“Isn’t she beautiful, Nollie?”

Young Mrs. Tresselton laughed. “You two were made for each other,” she said.

Mrs. Clephane closed her lids for an instant; she wanted to drop a curtain between herself and the stir and brightness, and to keep in her eyes the look of Anne’s as they fell on the pearls. The episode of the jewels had moved the mother strangely. It had brought Anne closer than a hundred confidences or endearments. As Kate sat there in the dark, she saw, detached against the blackness of her closed lids, a child stumbling with unsteady steps across a windy beach, a funny flushed child with sand in her hair and in the creases of her fat legs, who clutched to her breast something she was bringing to her mother. “It’s for mummy,” she said solemnly, opening her pink palms on a dead star-fish. Kate saw again the child’s rapturous look, and felt the throb of catching her up, star-fish and all, and devouring with kisses the rosy body and tousled head.

In themselves the jewels were nothing. If Anne had handed her a bit of coal—or another dead star-fish—with that look and that intention, the gift would have seemed as priceless. Probably it would have been impossible to convey to Anne how indifferent her mother had grown to the Clephane jewels. In her other life—that confused intermediate life which now seemed so much more remote than the day when the little girl had given her the star-fish—jewels, she supposed, might have pleased her, as pretty clothes had, or flowers, or anything that flattered the eye. Yet she could never remember having regretted John Clephane’s jewels; and now they would have filled her with disgust, with abhorrence almost, had they not, in the interval, become Anne’s.... It was the girl who gave them their beauty, made them exquisite to the mother’s sight and touch, as though they had been a part of her daughter’s loveliness, the expression of something she could not speak.

Mrs. Clephane suddenly exclaimed to herself: “I am rewarded!” It was a queer, almost blasphemous, fancy—but it came to her so. She was rewarded for having given up her daughter; if she had not, could she ever have known such a moment as this? She had been too careless and impetuous in her own youth to be worthy to form and guide this rare creature; and while she seemed to be rushing blindly to her destruction, Providence had saved the best part of her in saving Anne. All these scrupulous self-controlled people—Enid and Hendrik Drover, Fred Landers, even the arch enemy, old Mrs. Clephane—had taken up the task she had flung aside, and carried it out as she could never have done. And she had somehow run the mad course allotted to her, and come out of it sane and sound, to find them all waiting there to give her back her daughter. It was incredible, but there it was. She bowed her head in self-abasement.

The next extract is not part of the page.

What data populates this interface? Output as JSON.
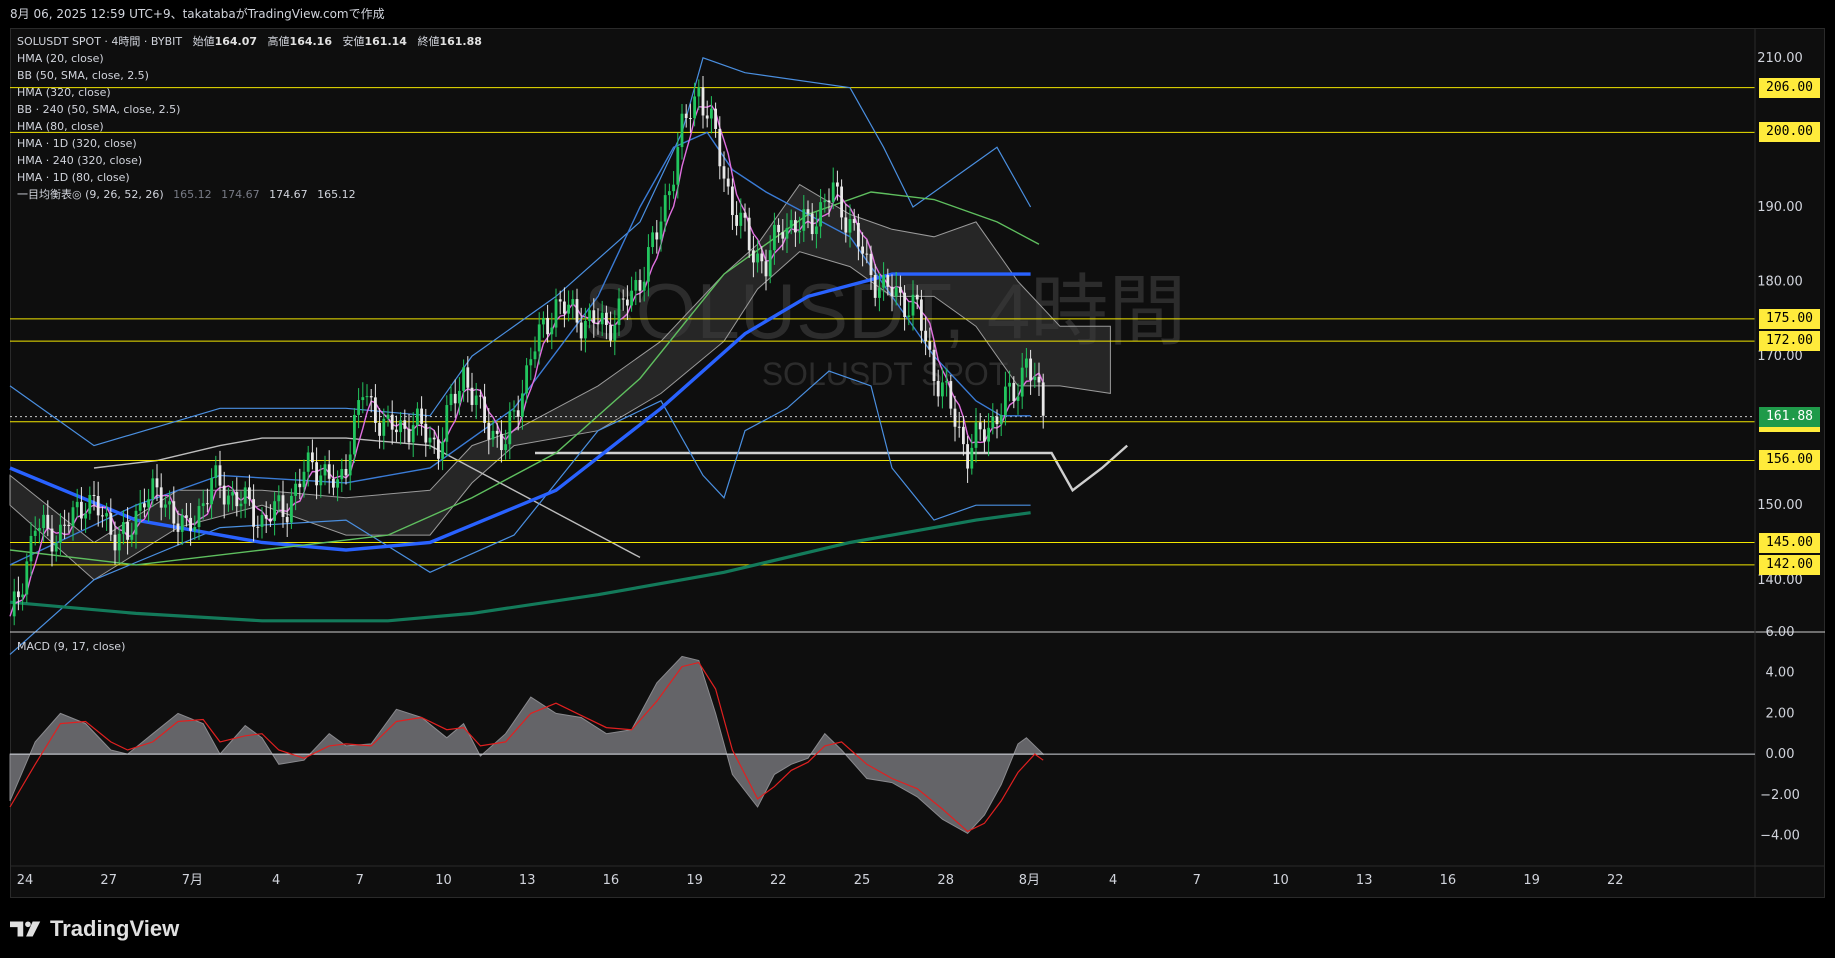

The box door was opening and shutting softly, on the stage voices and instruments soared and fell. She did not know how long she sat there in a kind of brooding rapture. But presently she was roused by hearing a different voice at her elbow. She half opened her eyes, and saw a newcomer sitting by Anne. It was one of the young men who came to the house; his fresh blunt face was as inexpressive as a football; he might have been made by a manufacturer of sporting-goods.

“—in the box over there; but he’s gone now; bolted. Said he was too shy to come over and speak to you. Give you my word, he’s got it bad; we couldn’t get him off the subject.”

Shy?” Anne murmured ironically.

“That’s what he said. Said he’s never had the microbe before. Anyhow, he’s bolted off home. Says he don’t know when he’ll come back to New York.”

Kate Clephane, watching her daughter through narrowed lids, perceived a subtle change in her face. Anne did not blush—that close-textured skin of hers seldom revealed the motions of her blood. Her delicate profile remained shut, immovable; she merely lowered her lids as if to keep in a vision. It was Kate’s own gesture, and the mother recognized it with a start. She had been right, then; there was some one—some one whom Anne had to close her eyes to see! But who was he? Why had he been too shy to come to the box? Where did he come from, and whither had he fled?